So what’s the status of manufacturing human vaccines in cell culture?

A guest blog by Barry Garfinkel Ph.D.,

Currently there are some viral vaccines made in cell culture. Polio, rotavirus, and flu are currently made in cell culture and are non-recombinant. There is also an HPV vaccine made in cell culture using baculovirus technology. The more common viral vaccines: measles, mumps, rubella, varicella, hep A are currently made in cell culture BUT in either primary cells or diploid cell strains.

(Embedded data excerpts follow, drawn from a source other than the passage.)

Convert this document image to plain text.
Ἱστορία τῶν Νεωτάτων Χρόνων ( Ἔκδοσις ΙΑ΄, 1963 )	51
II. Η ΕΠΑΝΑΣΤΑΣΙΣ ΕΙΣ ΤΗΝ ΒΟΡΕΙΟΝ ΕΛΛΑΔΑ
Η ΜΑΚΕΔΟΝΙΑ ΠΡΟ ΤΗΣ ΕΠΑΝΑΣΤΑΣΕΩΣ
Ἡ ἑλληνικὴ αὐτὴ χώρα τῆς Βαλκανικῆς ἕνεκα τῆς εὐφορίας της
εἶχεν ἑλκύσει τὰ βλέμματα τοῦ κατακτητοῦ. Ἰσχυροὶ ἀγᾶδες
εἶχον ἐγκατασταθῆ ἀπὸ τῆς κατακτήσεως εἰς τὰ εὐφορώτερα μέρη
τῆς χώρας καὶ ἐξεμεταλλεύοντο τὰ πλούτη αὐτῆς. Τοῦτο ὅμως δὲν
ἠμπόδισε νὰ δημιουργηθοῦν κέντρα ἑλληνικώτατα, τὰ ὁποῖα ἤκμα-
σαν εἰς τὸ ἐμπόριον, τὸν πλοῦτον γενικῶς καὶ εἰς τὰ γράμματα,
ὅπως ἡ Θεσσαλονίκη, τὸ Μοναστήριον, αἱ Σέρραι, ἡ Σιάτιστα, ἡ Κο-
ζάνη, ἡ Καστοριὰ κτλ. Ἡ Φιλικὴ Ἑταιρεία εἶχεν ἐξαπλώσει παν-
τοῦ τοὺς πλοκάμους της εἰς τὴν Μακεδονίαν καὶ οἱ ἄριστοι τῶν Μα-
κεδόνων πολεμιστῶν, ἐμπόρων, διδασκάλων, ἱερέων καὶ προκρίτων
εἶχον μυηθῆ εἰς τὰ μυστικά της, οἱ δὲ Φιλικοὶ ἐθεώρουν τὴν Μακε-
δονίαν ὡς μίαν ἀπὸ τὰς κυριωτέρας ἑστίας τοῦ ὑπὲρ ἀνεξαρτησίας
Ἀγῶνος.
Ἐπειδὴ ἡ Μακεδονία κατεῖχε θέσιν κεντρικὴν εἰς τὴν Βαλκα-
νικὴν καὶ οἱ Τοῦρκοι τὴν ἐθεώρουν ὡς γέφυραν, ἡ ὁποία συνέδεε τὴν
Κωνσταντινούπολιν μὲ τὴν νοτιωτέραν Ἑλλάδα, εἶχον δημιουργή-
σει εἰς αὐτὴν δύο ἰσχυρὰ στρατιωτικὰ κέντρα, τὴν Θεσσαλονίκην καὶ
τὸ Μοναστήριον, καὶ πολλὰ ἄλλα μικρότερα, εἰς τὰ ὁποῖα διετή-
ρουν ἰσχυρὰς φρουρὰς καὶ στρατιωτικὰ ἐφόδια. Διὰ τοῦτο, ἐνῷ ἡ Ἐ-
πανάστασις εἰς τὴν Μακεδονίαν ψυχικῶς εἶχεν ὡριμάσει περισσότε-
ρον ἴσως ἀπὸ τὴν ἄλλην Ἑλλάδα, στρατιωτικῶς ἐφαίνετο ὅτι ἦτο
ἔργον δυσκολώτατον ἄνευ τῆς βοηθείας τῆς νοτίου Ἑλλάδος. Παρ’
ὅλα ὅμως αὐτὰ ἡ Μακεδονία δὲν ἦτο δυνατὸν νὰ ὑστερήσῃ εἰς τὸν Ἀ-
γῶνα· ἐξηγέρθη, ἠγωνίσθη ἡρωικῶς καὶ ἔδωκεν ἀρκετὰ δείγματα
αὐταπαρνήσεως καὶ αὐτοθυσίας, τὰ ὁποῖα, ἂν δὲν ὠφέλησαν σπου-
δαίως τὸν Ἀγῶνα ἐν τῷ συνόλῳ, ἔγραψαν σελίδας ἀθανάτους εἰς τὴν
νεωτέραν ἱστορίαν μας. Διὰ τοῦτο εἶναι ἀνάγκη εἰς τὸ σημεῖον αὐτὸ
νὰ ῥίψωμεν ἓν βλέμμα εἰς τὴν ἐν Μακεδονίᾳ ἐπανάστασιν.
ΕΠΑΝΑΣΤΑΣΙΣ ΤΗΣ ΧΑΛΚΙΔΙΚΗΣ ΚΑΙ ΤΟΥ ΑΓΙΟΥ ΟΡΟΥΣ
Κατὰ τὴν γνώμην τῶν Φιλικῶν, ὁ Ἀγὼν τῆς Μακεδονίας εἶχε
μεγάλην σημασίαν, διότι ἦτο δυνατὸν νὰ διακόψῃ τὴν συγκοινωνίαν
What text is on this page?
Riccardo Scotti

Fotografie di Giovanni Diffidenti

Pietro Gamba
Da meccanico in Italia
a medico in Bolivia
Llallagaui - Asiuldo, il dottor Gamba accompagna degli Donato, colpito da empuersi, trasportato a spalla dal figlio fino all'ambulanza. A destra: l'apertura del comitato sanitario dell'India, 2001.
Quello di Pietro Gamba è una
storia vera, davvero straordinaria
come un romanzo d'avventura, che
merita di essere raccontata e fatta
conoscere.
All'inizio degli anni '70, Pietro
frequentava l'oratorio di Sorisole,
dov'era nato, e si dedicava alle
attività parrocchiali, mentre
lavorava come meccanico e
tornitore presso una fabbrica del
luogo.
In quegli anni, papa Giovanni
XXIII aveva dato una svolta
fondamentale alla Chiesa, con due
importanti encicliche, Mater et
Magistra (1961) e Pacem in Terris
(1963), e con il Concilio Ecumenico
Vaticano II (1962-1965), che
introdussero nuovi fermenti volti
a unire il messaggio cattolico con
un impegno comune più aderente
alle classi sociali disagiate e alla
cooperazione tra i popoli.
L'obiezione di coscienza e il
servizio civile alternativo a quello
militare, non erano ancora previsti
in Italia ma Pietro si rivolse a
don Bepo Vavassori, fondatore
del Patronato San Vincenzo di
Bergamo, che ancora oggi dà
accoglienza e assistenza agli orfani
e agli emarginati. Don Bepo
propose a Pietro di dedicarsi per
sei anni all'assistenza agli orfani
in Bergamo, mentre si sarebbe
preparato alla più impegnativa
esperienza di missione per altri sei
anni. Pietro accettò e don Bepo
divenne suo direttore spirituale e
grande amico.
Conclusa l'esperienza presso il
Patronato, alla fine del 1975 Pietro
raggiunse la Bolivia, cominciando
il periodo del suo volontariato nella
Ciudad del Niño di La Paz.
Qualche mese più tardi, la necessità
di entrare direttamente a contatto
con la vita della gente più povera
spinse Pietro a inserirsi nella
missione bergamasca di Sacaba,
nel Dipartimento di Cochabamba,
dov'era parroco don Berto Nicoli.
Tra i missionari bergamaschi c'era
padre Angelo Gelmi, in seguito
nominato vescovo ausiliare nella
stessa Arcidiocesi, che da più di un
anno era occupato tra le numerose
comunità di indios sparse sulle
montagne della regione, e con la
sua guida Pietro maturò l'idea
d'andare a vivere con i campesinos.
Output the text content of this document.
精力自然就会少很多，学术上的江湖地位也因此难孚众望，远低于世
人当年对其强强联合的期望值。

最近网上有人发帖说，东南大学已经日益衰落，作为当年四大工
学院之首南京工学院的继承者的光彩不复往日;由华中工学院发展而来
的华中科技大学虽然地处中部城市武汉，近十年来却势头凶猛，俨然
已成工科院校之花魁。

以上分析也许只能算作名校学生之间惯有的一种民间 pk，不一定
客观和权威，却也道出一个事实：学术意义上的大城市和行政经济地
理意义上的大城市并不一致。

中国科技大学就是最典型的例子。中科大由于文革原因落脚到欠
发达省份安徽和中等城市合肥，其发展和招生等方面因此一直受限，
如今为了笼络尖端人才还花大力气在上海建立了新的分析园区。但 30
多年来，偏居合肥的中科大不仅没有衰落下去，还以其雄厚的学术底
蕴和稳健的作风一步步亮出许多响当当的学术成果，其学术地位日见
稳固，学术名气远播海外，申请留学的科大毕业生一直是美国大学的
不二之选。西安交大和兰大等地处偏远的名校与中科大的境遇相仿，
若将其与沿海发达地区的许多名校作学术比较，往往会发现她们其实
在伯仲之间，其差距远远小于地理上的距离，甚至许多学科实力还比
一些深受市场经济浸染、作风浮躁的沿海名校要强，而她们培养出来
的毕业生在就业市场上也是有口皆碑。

Issues: The regulatory authorities have approved the manufacture of viral vaccines in VERO, chick primary, duck primary, WI-38 and MRC-5 cells as well as insect cells (baculovirus). Initially only primary cells were acceptable because of the concern about oncogenes and or adventitious agents and all of these vaccines were injectable. Later some inactivated virus vaccines were approved for growth in VERO cells such as polio, where the reasoning was that the risks of oncogenes or adventitious agents would be reduced/removed by the inactivation process. More recently there have been some rotavirus vaccines approved for use which utilize VERO cells. Here, the VERO cells used are “passage controlled” and these vaccines are not injectable but oral dosage forms. Again, the risk was deemed lower with the oral route of administration.

The use of primary cells from SPF derived chicken flocks, or diploid cell substrates such as WI-38 and or MRC-5 remains the standard. All of these cell substrates are passage limited and tested extensively to show they are non-tumorigenic, are not shedding retroviruses, and have been shown safe over MANY years of usage and probably >1B doses administered. Another point to consider is that these vaccines (measles, mumps, rubella, varicella, polio, rotavirus are all administered to “healthy” young children so the hurdle for safety is very high and the need to change is not deemed a high priority. Historically, there was an episode where commercial polio vaccines were found to be contaminated with SV40 and even recently a commercial rotavirus was found to be contaminated with a porcine circovirus. This rotavirus contamination resulted in a temporary suspension in sales of the rotavirus product.

A disadvantage of the use of primary cells is that a “master cell bank” is not really feasible and therefore each time primary tissue is harvested there is risk of contamination. Similarly, diploid cell strains can utilize a master and working cell bank system which can be tested for adventitious agents but these can only be utilized for a limited number of cells passages/doubling levels before they senesce and die. Therefore, they will all need to be replaced in the relatively near future probably in the next 10-20 years. The amount of testing required for these banks is not trivial and includes adventitious testing, chromosome abnormality monitoring, and finally tumorigenicity testing before the banks can be certified according to current regulatory standards. This can be a substantial investment in the vaccine development cycle and the changing of a cell bank might trigger repeating the clinical work to license the vaccine.

So the advantages of a “continuous” cell line are that the utilization of a cell banking system is doable. The investment in adventitious agent testing, tumorigenicity studies and chromosomal monitoring may be done once in the life cycle of a vaccine vs. needing to repeat these studies if a master cell bank needs replacement. The disadvantages of a “continuous” cell line are regulatory concerns about the cell substrate activating an oncogene or causing cancer IF intact cells are inadvertently introduced into a vaccinee.

So to sum up: the live virus vaccines administered by injection are produced in primary and or diploid cell strains. The inactivated vaccines administered by injection are produced in VERO cells (continuous) but lower passage cells are utilized. The live virus orally administered vaccines have been approved for use with VERO cells. Finally, those recombinant viral vaccines produced in a baculovirus system (producing virus like particles, VLP’s) are produced in continuous insect lines. This last vaccine group is typically highly purified as well as perhaps having “inactivation” steps within the downstream processing of the vaccine, therefore mitigating the potential risk of using a continuous cell line.